Brúðguminn (White Night Wedding), 2008
Directed by Baltasar Kormákur
Icelandic with English subtitles, 96 min.
Jon, a middle-aged professor is going to get married tomorrow, for the second time, to one of his ex-students half his age. But it’s not all roses. First, there’s his cranky mother-in-law-to-be who violently opposes the marriage and who demands repayment of Jon’s loan before the wedding night. Second, his plans to build a golf course on the little island of Flatey where they live aren’t going at all to plan. Third, his extremely drunk best man is on the loose without any shoes and lastly, the continual presence of his emotional first wife is haunting his every move. When the guests start flocking to the island, Jon starts getting cold feet. (imdb)

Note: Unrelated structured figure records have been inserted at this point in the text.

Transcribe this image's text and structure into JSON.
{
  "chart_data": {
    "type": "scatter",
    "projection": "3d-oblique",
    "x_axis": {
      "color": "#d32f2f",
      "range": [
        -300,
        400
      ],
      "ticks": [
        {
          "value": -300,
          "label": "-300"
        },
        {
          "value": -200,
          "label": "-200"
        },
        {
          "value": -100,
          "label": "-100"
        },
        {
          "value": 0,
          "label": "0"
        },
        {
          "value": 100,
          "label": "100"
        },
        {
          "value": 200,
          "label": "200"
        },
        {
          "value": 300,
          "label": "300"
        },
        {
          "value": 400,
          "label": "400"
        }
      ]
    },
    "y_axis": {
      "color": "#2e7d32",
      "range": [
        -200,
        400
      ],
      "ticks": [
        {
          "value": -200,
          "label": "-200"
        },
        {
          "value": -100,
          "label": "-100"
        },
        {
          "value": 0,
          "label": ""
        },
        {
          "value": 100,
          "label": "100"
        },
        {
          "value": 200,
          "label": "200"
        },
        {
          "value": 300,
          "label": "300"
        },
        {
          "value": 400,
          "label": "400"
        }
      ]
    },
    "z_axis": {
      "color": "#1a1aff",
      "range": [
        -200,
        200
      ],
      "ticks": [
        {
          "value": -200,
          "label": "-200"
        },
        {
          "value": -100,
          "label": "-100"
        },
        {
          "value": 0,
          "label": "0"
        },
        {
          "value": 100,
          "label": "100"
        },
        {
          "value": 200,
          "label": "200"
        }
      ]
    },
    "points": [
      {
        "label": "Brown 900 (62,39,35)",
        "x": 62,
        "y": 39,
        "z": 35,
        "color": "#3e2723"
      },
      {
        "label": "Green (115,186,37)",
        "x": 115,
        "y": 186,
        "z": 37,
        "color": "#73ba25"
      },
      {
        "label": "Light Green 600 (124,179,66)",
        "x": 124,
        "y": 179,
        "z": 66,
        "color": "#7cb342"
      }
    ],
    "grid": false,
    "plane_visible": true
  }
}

White Night Wedding can avoid excessive exposition in favour of advancing the plot at pace. The bizarre society of the tiny island Flatey is made vivid, and it is clear Kormákur is quite comfortable in the rural regions of his homeland after the success of both this film and Jar City in making the most barren parts of Iceland appealing. There is a progressive decline into absurdity in its latter stages, as the first two-thirds of the film demonstrate a deft wit and contain enough drama to balance the unbalanced behaviour of the supporting cast. It is really only in the wedding sequence that balance is lost and the film resorts to slapstick – while some will find this hilarious, it won’t be for everyone. Based on the Chekov play ‘Ivanov’, White Night Wedding could hardly be blamed for sticking around to make its point, and yet the film feels to have reached its natural ending only to continue for another ten minutes or so and have its meaning entirely changed. (Mark Lavercombe)
Screening: May 13th, 6 P.M., Zrinyi 14, room 412.